Wie empfinden Sie die Stimmung der Menschen in Lichtenau in der derzeitigen Situation?

Ute Dülfer: Wann man mit Leuten in Gespräch kommt hört man schon öfter: Wir freuen uns darauf, wenn es dann endlich mal vorbei ist und die Kinder wieder in die Schule und den Kindergarten gehen können und der geregelte Alltag zurück ist. Die meisten sagen allerdings auch: Uns hier auf dem Land geht es ja noch vergleichsweise gut, wir können spazieren gehen, wir können an die frische Luft und in die Natur.

Was sind die nächsten wichtigen Themen, die anstehen?

Ute Dülfer: Zunächst beschäftigt uns jetzt der Haushalt. Die Klausurtagungen der Fraktionen finden diesmal online statt, und auch die Verwaltung ist dazu zu bestimmten Themen eingeladen worden. Am 11. März wollen wir den Haushalt dann verabschieden.Neben dem Klima-Campus, der uns natürlich nach wie vor sehr beschäftigt, möchte ich auch Themen aus meinem Wahlkampf umsetzen. Ich möchte gerne die Jugendlichen mit in die kommunalpolitischen Entscheidungen einbeziehen. Ich hoffe, dass wir über die Ortsvorsteher interessierte Jugendliche erreichen können und man sich in regelmäßigen Abständen trifft, um über Ideen und Projekte in den jeweiligen Orten zu diskutieren. Daraus könnte dann später möglicherweise ein festes Gremium zu Jugendbeteiligung entstehen.Außerdem möchte ich die Wirtschaft fördern und stärken und in einen engen Austausch mit den Unternehmen kommen und unsere Unterstützung bei Projekten anbieten. Wir überlegen, After-Work-Treffen oder Frühschoppen zum gegenseitigen Austausch ins Leben zu rufen – wenn Treffen wieder möglich sind.Außerdem habe ich mir vorgenommen, konventionelle Landwirte und Bio-Landwirte ins Gespräche zu bringen und einen Weg zu finden, regionale Produkte zu vermarkten. Das könnte an einer zentralen Stelle geschehen oder vielleicht auch mit einem Verkaufswagen, der in die Dörfer fährt.Geplant ist auch eine Arbeitsgruppe mit Mitgliedern aus Verwaltung und Politik, die die Baulandpreise für private und gewerbliche Flächen überarbeitet. Die Preise stammen noch aus alten Ratsbeschlüssen und müssen neu festgelegt werden; tendenziell werden sie steigen.

Stichwort Klima-Campus: Liegt die größte Baustelle der Stadt im Zeitplan?

Ute Dülfer: Durch die winterliche Witterung im Januar sind wir ein bisschen nach hinten gerutscht. Die Abbrucharbeiten sind im Jahr 2020 erledigt worden. Jetzt geht es mit dem eigentlichen Aufbau der neuen Schule los.Wir wollten eigentlich nach den Weihnachtsferien mit den Arbeiten starten. Aber die Ausschreibungen laufen und wir sind optimistisch, dass bis zum Sommer 2022 alles fertig sein wird. Das Schuljahr 2022/2023 soll komplett in der neuen Schule stattfinden.
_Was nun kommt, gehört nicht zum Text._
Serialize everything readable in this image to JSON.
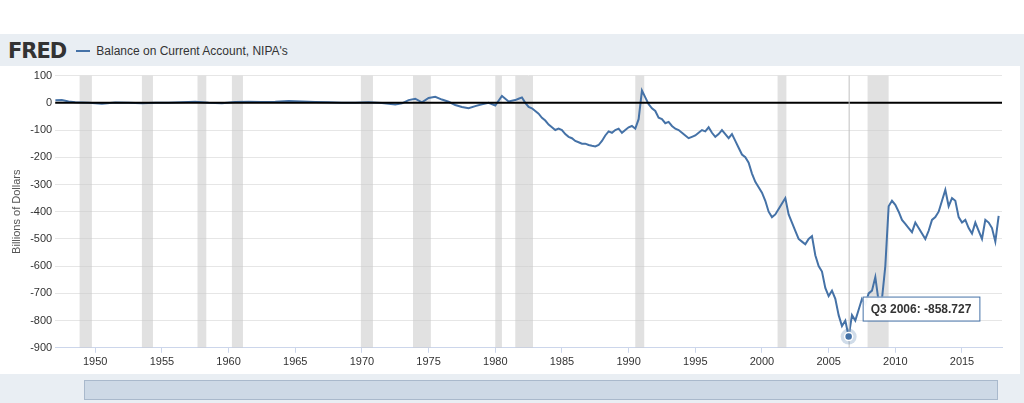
{
  "chart_data": {
    "type": "line",
    "logo": "FRED",
    "y_label": "Billions of Dollars",
    "xlim": [
      1947,
      2018
    ],
    "xticks": [
      1950,
      1955,
      1960,
      1965,
      1970,
      1975,
      1980,
      1985,
      1990,
      1995,
      2000,
      2005,
      2010,
      2015
    ],
    "ylim": [
      -900,
      100
    ],
    "yticks": [
      -900,
      -800,
      -700,
      -600,
      -500,
      -400,
      -300,
      -200,
      -100,
      0,
      100
    ],
    "grid": true,
    "hline": 0,
    "recessions": [
      [
        1948.83,
        1949.75
      ],
      [
        1953.5,
        1954.33
      ],
      [
        1957.67,
        1958.33
      ],
      [
        1960.25,
        1961.08
      ],
      [
        1969.92,
        1970.83
      ],
      [
        1973.83,
        1975.17
      ],
      [
        1980.0,
        1980.5
      ],
      [
        1981.5,
        1982.83
      ],
      [
        1990.5,
        1991.17
      ],
      [
        2001.17,
        2001.83
      ],
      [
        2007.92,
        2009.5
      ]
    ],
    "annotation": {
      "x": 2006.5,
      "y": -858.727,
      "label": "Q3 2006: -858.727"
    },
    "x": [
      1947,
      1947.5,
      1948,
      1948.5,
      1949.5,
      1950.5,
      1951.5,
      1952.5,
      1953.5,
      1954.5,
      1955.5,
      1956.5,
      1957.5,
      1958.5,
      1959.5,
      1960.5,
      1961.5,
      1962.5,
      1963.5,
      1964.5,
      1965.5,
      1966.5,
      1967.5,
      1968.5,
      1969.5,
      1970.5,
      1971.5,
      1972.5,
      1973,
      1973.5,
      1974,
      1974.5,
      1975,
      1975.5,
      1976,
      1976.5,
      1977,
      1977.5,
      1978,
      1978.5,
      1979,
      1979.5,
      1980,
      1980.5,
      1981,
      1981.5,
      1981.75,
      1982,
      1982.25,
      1982.5,
      1982.75,
      1983,
      1983.25,
      1983.5,
      1983.75,
      1984,
      1984.25,
      1984.5,
      1984.75,
      1985,
      1985.25,
      1985.5,
      1985.75,
      1986,
      1986.25,
      1986.5,
      1986.75,
      1987,
      1987.25,
      1987.5,
      1987.75,
      1988,
      1988.25,
      1988.5,
      1988.75,
      1989,
      1989.25,
      1989.5,
      1989.75,
      1990,
      1990.25,
      1990.5,
      1990.75,
      1991,
      1991.25,
      1991.5,
      1991.75,
      1992,
      1992.25,
      1992.5,
      1992.75,
      1993,
      1993.25,
      1993.5,
      1993.75,
      1994,
      1994.25,
      1994.5,
      1994.75,
      1995,
      1995.25,
      1995.5,
      1995.75,
      1996,
      1996.25,
      1996.5,
      1996.75,
      1997,
      1997.25,
      1997.5,
      1997.75,
      1998,
      1998.25,
      1998.5,
      1998.75,
      1999,
      1999.25,
      1999.5,
      1999.75,
      2000,
      2000.25,
      2000.5,
      2000.75,
      2001,
      2001.25,
      2001.5,
      2001.75,
      2002,
      2002.25,
      2002.5,
      2002.75,
      2003,
      2003.25,
      2003.5,
      2003.75,
      2004,
      2004.25,
      2004.5,
      2004.75,
      2005,
      2005.25,
      2005.5,
      2005.75,
      2006,
      2006.25,
      2006.5,
      2006.75,
      2007,
      2007.25,
      2007.5,
      2007.75,
      2008,
      2008.25,
      2008.5,
      2008.75,
      2009,
      2009.25,
      2009.5,
      2009.75,
      2010,
      2010.25,
      2010.5,
      2010.75,
      2011,
      2011.25,
      2011.5,
      2011.75,
      2012,
      2012.25,
      2012.5,
      2012.75,
      2013,
      2013.25,
      2013.5,
      2013.75,
      2014,
      2014.25,
      2014.5,
      2014.75,
      2015,
      2015.25,
      2015.5,
      2015.75,
      2016,
      2016.25,
      2016.5,
      2016.75,
      2017,
      2017.25,
      2017.5,
      2017.75
    ],
    "series": [
      {
        "name": "Balance on Current Account, NIPA's",
        "color": "#4572a7",
        "values": [
          9,
          10,
          5,
          2,
          0,
          -3,
          1,
          0,
          -2,
          0,
          0,
          2,
          4,
          0,
          -2,
          3,
          4,
          3,
          4,
          7,
          5,
          3,
          2,
          0,
          0,
          2,
          -1,
          -6,
          -2,
          10,
          15,
          2,
          18,
          22,
          12,
          4,
          -8,
          -15,
          -20,
          -12,
          -5,
          0,
          -10,
          25,
          5,
          10,
          15,
          20,
          0,
          -15,
          -20,
          -30,
          -40,
          -55,
          -65,
          -80,
          -90,
          -100,
          -95,
          -100,
          -115,
          -125,
          -130,
          -140,
          -145,
          -150,
          -150,
          -155,
          -158,
          -160,
          -155,
          -140,
          -120,
          -105,
          -110,
          -100,
          -95,
          -110,
          -100,
          -90,
          -85,
          -95,
          -60,
          45,
          20,
          -5,
          -20,
          -30,
          -55,
          -60,
          -75,
          -70,
          -85,
          -95,
          -100,
          -110,
          -120,
          -130,
          -125,
          -120,
          -110,
          -100,
          -105,
          -90,
          -110,
          -125,
          -115,
          -100,
          -115,
          -130,
          -115,
          -140,
          -165,
          -190,
          -200,
          -220,
          -260,
          -290,
          -310,
          -330,
          -360,
          -400,
          -420,
          -410,
          -390,
          -370,
          -350,
          -410,
          -440,
          -470,
          -500,
          -510,
          -520,
          -500,
          -490,
          -560,
          -600,
          -620,
          -680,
          -710,
          -690,
          -720,
          -780,
          -820,
          -800,
          -858.727,
          -780,
          -800,
          -760,
          -720,
          -740,
          -700,
          -690,
          -640,
          -730,
          -720,
          -600,
          -380,
          -360,
          -375,
          -400,
          -430,
          -445,
          -460,
          -475,
          -440,
          -460,
          -480,
          -500,
          -470,
          -430,
          -420,
          -400,
          -360,
          -320,
          -380,
          -350,
          -360,
          -420,
          -440,
          -430,
          -460,
          -480,
          -440,
          -470,
          -500,
          -430,
          -440,
          -460,
          -510,
          -415
        ]
      }
    ]
  }
}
Die Corona-Einschränkungen werden wohl noch eine Weile andauern. Wie wird während dieser Zeit die kommunalpolitische Arbeit mit Rats- und Ausschusssitzungen organisiert?
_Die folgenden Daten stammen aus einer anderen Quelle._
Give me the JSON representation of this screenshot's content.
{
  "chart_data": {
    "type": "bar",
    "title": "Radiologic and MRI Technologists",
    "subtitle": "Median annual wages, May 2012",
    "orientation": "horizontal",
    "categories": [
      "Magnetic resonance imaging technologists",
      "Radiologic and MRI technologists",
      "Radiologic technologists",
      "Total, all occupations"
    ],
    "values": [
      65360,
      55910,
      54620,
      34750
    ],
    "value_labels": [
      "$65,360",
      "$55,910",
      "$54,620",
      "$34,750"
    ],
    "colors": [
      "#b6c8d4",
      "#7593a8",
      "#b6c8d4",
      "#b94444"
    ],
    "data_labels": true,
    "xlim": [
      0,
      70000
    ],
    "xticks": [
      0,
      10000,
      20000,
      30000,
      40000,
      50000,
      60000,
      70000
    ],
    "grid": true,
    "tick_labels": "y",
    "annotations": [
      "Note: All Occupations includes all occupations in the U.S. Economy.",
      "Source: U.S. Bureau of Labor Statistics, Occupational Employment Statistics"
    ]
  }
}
Ute Dülfer: Es soll auch künftig, wenn es notwendig ist, physische Zusammenkünfte der Gremien geben, die aber so kurz wie möglich gehalten werden. Es ist im Moment schwierig. Wir haben in Gesprächen mit den Fraktionsvorsitzenden abgestimmt, dass wir das so machen wollen. Klar ist, dass das auch die Fraktionen bedauern – gerade in der jetzigen Situation, in der es so viele neue Ratsmitglieder gibt, die sich gerne auch einbringen wollen. Doch die allermeisten verstehen, dass wir im Moment so handeln müssen. Überall wird dazu aufgerufen, Treffen möglichst zu vermeiden. Da haben wir auch eine Vorbildfunktion.